Le 20 avril, des milliers de manifestants convergeaient vers le «mur de la honte».

Sommet des Amériques: le mai 68 de Québec

Dans l'histoire du mouvement altermondialiste, le Sommet des Amériques n'est peut-être pas passé à l'histoire autant que les manifs contre le Sommet de l'Organisation mondiale du com­merce à Seattle en 1999. Mais pour les militants d'ici, ces trois jours ont galvanisé les troupes et l'onde de choc de ce «Mai 68» de Québec se fait encore sentir.
«Désolé pour la ville de Québec, mais en termes de manifestation, rien ne bat Seattle», lance Francis Dupuis-Déri, professeur de scien­ce politique à l'Université du Québec à Montréal.
Par contre, dit-il, Québec 2001 aura été «historique» pour un symbole : celui de la clôture de 3,8 km érigée pour isoler les 34 chefs d'État venus jaser Zone de libre-échange des Amériques. Surnom­mé «le mur de la honte», il a rapidement cédé sous le poids des manifestants par un bel après-midi du 20 avril 2001. «Les photos de la chute du mur ont fait le tour du monde. C'est un symbole fort, considéré comme une victoire en termes de manifestation», explique M. Dupuis-Déri.
Un «cadeau» pour les opposants
Ce fameux mur, Robert Jasmin s'en souvient. Un «cadeau» pour ceux qui s'opposaient au Sommet, estime le coprésident d'ATTAC-Québec (Association québécoise pour la taxation des transactions financières et pour l'action citoyenne). «Plus ils mettaient des murs, plus ils nous ouvraient des portes.» Sa simple présence, montrant la coupure entre les dirigeants et le peuple, a soulevé des questions de monsieur et madame Tout-le-Monde. Et Robert Jasmin y répondait par un cours d'antinéolibéralisme 101 au coin de la rue. Un cours express qu'il a lui-même suivi dans les mois précédant le Sommet.

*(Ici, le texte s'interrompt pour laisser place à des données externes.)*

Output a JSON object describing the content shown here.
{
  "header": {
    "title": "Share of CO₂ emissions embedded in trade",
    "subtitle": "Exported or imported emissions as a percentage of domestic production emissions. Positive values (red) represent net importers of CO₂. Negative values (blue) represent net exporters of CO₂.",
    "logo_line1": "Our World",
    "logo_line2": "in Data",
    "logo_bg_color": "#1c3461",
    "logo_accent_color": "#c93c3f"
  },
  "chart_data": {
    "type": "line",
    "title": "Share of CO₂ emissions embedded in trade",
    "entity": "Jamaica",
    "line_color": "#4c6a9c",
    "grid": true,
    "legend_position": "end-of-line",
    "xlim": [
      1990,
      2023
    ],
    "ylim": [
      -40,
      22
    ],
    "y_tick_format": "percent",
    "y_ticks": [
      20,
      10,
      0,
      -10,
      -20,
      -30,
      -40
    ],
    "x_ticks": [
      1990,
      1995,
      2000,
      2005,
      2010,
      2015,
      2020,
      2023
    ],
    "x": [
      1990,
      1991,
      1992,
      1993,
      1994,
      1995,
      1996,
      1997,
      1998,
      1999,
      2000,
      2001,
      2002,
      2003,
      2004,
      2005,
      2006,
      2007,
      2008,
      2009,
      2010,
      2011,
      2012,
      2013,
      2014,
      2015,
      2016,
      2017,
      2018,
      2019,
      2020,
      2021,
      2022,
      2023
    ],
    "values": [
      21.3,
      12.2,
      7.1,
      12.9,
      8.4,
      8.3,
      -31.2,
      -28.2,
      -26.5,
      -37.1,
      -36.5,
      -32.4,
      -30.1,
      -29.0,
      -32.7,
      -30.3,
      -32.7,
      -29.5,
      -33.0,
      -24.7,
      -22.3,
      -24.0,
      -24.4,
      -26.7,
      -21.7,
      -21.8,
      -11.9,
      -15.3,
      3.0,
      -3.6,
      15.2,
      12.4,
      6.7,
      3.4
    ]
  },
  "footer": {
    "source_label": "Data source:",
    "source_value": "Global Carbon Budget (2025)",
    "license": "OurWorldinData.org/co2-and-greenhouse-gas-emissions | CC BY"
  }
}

«Ce qu'on a découvert de plus fondamental est l'accélération de notre éducation politique», dit-il. Une véritable onde de choc qui a permis à tout ce qui grouillait à gauche de s'organiser. Formations, rencontres, réseaux, explosion de la mobilisation : avril 2001 a été le Mai 68 de la gauche québécoise.
Un point de vue partagé par Christian Dubois, membre actif du Centre des médias alternatifs pendant le sommet et aujourd'hui attaché de presse du député de Québec solidaire, Amir Khadir. «Le sommet a permis d'apprendre beaucoup en peu de temps. J'en ai appris sur la nature humaine, sur la gestion. Il y a eu une mobilisation maximale de gens qui ont par la suite continué dans leurs luttes locales», dit-il.

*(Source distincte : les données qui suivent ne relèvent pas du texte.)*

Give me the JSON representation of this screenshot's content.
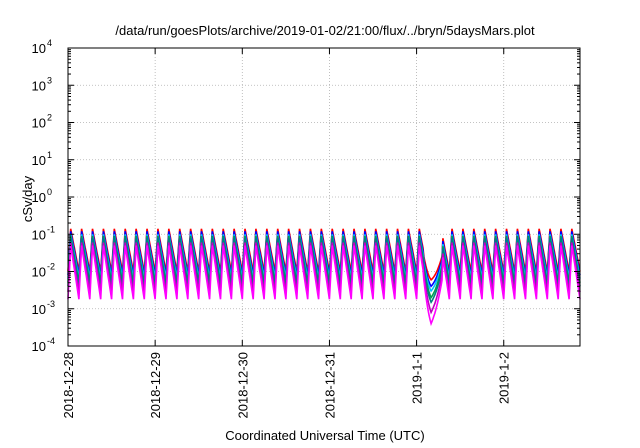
{
  "chart_data": {
    "type": "line",
    "title": "/data/run/goesPlots/archive/2019-01-02/21:00/flux/../bryn/5daysMars.plot",
    "xlabel": "Coordinated Universal Time (UTC)",
    "ylabel": "cSv/day",
    "yscale": "log",
    "ylim": [
      0.0001,
      10000
    ],
    "xlim": [
      "2018-12-28 00:00",
      "2019-01-02 21:00"
    ],
    "grid": true,
    "x_ticks": [
      "2018-12-28",
      "2018-12-29",
      "2018-12-30",
      "2018-12-31",
      "2019-1-1",
      "2019-1-2"
    ],
    "y_ticks": [
      {
        "base": "10",
        "exp": "-4"
      },
      {
        "base": "10",
        "exp": "-3"
      },
      {
        "base": "10",
        "exp": "-2"
      },
      {
        "base": "10",
        "exp": "-1"
      },
      {
        "base": "10",
        "exp": "0"
      },
      {
        "base": "10",
        "exp": "1"
      },
      {
        "base": "10",
        "exp": "2"
      },
      {
        "base": "10",
        "exp": "3"
      },
      {
        "base": "10",
        "exp": "4"
      }
    ],
    "series": [
      {
        "color": "#ff0000",
        "peak": 0.14,
        "trough": 0.01,
        "dip_min": 0.006,
        "dip_x": "2019-01-01 04:00"
      },
      {
        "color": "#0000ff",
        "peak": 0.12,
        "trough": 0.008,
        "dip_min": 0.004,
        "dip_x": "2019-01-01 04:00"
      },
      {
        "color": "#00bfff",
        "peak": 0.1,
        "trough": 0.0065,
        "dip_min": 0.003,
        "dip_x": "2019-01-01 04:00"
      },
      {
        "color": "#00a050",
        "peak": 0.09,
        "trough": 0.005,
        "dip_min": 0.002,
        "dip_x": "2019-01-01 04:00"
      },
      {
        "color": "#008080",
        "peak": 0.08,
        "trough": 0.004,
        "dip_min": 0.0015,
        "dip_x": "2019-01-01 04:00"
      },
      {
        "color": "#c000c0",
        "peak": 0.06,
        "trough": 0.0028,
        "dip_min": 0.0008,
        "dip_x": "2019-01-01 04:00"
      },
      {
        "color": "#ff00ff",
        "peak": 0.05,
        "trough": 0.0018,
        "dip_min": 0.0004,
        "dip_x": "2019-01-01 04:00"
      }
    ],
    "pattern": {
      "period_hours": 3,
      "dip_start": "2019-01-01 02:00",
      "dip_end": "2019-01-01 07:00"
    }
  }
}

«C'est un moment où Québec était en contact avec quelque chose d'universel», indique pour sa part André C. Drainville, professeur de sociologie de l'Université Laval. «La game se jouait chez nous.»
Et cette game, il n'était pas question que Robert Jasmin en soit simple spectateur. En 2001, cet avocat qui a été syndicaliste et attaché politique avant d'être commissaire du travail avait un look à la Bill Clinton, la cinquantaine avancée et participait à des formations avec des jeunes militants.
«En quelques mois, je suis passé d'élève à maître», poursuit celui qui, à l'hiver 2001, donnait jusqu'à trois formations par jour sur les conséquences de la libéralisation des marchés. Il parlait à des étudiants, des syndicats, mais aussi à des retraités et à des... religieuses! «Pendant la marche des peuples, j'ai vu deux religieuses dans la soixantaine. Elles m'ont dit : "C'est la premiè­re fois qu'on manifeste. C'est à cau­se de vous si on est ici."»
Depuis 2002, Robert Jasmin est militant et conférencier à temps plein. Il a gardé sa fougue et sa faculté d'indignation. Aujourd'hui, il lui arrive d'enseigner à des jeunes qui étaient enfants pendant le Sommet des Amériques. «Je les trouve encore plus allumés. C'est signe que le travail a continué.»